Wednesday, December 24, 2008

Merry Christmas!

Captain Edward Latimer Beach, U.S. Navy (Ret.), was: President Eisenhower’s Naval Aide; Commanding Officer of the first submarine to circumnavigate the globe, while submerged traveling over thirty thousand miles in 61 days: a World War II hero who earned the Navy Cross; and the best-selling author of Run Silent, Run Deep. During World War II, submarines in which Captain Beach was serving damaged or sank 45 enemy ships. The war’s conclusion found him in command of the USS PIPER, underway in the East China Sea. There, just as they were entering Japanese waters, he received this message from his wife: Daughter was born August 10th X Both well X Congratulations. In his words, “The war had come to an end, and life, for some of us, was beginning.”

I am always bemused when people invariably comment about a newborn child, Isn’t he beautiful? or Isn’t she cute? One does not have to see very many newborns to realize that those comments do not connote physical attractiveness. Instead, I have come to think that people intend their comments to convey a sense of the wonder they feel in the presence of a new life. That something so fragile and helpless as a newborn has the potential to grow into an adult, perhaps to become a great artist, powerful leader, wealthy tycoon, or spiritual guru, is truly wondrous.

When privileged to hold a newborn, I have often pondered whether this small bundle of life, usually the sum of many dreams and hopes, will survive everything that life will throw at it. Will this baby live to maturity? If so, what will be his or her fate? Those questions have felt especially poignant with respect to the infants that I have baptized in neonatal critical care units. Yet mystery always shrouds birth; nobody, not even purported soothsayers, astrologers, or other alleged practitioners of the psychic arts knows what the future holds for a child.

To survive, a baby requires much love, love that provides food, warmth, protection, and, most importantly, emotional nurture. A newborn, unable at first even to differentiate self from environment depends totally upon others. This dependency is so complete that the love people claim to receive from a two or three day old baby is in fact the projection of both the person’s own love onto the child and an imagined reciprocal response from the child.

Working with baby chimpanzees, psychologists have conducted experiments in which they removed newborns from the mother. Food, warmth, and protection were insufficient to allow the baby chimp to thrive. To thrive, the baby required at least the semblance of a mother, e.g., receiving milk from a heated, cloth covered frame. Even that substitute helped the baby chimp develop only to a minimal level. Further development required real interaction.

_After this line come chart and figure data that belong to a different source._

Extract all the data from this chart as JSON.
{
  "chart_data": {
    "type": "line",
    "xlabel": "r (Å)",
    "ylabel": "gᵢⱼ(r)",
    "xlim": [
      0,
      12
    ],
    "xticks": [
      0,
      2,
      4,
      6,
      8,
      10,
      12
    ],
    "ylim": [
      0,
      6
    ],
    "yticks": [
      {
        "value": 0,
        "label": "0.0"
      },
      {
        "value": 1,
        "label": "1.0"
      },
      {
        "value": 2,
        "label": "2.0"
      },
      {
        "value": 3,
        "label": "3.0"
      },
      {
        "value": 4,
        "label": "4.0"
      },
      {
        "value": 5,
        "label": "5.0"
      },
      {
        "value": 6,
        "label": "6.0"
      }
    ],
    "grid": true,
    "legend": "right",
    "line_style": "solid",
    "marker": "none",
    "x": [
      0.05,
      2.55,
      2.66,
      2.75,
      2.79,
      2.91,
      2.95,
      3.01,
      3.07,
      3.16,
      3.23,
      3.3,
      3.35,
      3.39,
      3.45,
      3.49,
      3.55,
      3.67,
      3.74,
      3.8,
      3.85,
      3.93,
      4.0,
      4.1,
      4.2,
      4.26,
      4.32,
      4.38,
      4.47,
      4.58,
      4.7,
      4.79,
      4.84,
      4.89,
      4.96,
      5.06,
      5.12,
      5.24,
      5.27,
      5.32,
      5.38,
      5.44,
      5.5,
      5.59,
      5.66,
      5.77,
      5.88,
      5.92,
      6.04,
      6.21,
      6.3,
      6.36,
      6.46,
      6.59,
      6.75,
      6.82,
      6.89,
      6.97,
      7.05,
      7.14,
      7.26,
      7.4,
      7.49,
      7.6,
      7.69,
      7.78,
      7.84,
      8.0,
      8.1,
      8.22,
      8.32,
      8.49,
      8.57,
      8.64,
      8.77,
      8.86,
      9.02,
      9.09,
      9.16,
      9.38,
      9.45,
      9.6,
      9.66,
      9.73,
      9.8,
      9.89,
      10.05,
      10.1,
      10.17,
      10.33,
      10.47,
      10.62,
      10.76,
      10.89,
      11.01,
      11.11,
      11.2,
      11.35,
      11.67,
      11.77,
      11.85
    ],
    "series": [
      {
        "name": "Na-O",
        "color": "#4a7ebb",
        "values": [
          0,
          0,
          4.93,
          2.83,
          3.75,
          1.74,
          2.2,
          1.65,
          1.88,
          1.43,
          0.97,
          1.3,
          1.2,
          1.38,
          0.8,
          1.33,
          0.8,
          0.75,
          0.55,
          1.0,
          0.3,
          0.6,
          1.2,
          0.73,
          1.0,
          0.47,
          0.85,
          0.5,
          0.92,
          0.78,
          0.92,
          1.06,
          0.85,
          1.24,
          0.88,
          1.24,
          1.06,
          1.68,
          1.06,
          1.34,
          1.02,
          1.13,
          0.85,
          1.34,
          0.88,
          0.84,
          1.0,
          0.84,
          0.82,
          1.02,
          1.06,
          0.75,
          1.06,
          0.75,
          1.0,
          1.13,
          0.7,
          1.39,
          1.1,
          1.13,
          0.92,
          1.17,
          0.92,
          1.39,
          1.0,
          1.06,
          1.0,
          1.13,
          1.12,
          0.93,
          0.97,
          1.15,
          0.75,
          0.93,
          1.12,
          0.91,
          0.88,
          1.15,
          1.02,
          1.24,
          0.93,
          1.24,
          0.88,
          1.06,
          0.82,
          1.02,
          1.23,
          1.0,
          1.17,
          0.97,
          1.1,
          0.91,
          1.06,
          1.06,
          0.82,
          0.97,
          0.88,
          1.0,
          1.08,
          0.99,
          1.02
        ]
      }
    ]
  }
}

Thankfully, I am unaware of anybody who has suggested conducting similar experiments with human children. Instead, we tenderly cradle a newborn in our arms, wrap the baby with blankets for warmth, and often make cooing sounds, almost instinctively trying to give love.

The feelings of wonder, mystery, and love that newborn babies evoke in us resonate deeply, I suspect, because they touch our basic, primal nature. Our feeling of wonder at the beginning of a new life, a function of human consciousness, of the self-awareness that is an integral dimension of the human spirit, reminds us that we are spiritual beings. Our sense of the mystery that shrouds a newborn future reminds us of a power greater than ourselves, a power that transcends life itself, God. Our experience of a love so strong that it envisions its own completion fills us with hope, for we know, perhaps without ever saying the words, that this is how truly and unconditionally God loves us.

Recall, for a moment, the story of Captain Ed Beach, with whom I began this sermon. He, who had never seen his daughter but knew too well the horrors of war, insightfully wrote, “The war had come to an end, and life, for some of us, was beginning.” In those few words, Captain Beach unwittingly alluded to this day’s real meaning:
• The wonder we feel at God's continuing activity in the world, manifest in the Christ child’s birth;
• The mystery of how we, linked in Holy Baptism and Holy Eucharist to the Christ child, will be part of what God does next;
• And the love, complete and unconditional, that is transforming us into the image of the Christ child.
May the wonder, mystery, and love of Christmas be yours today and every day.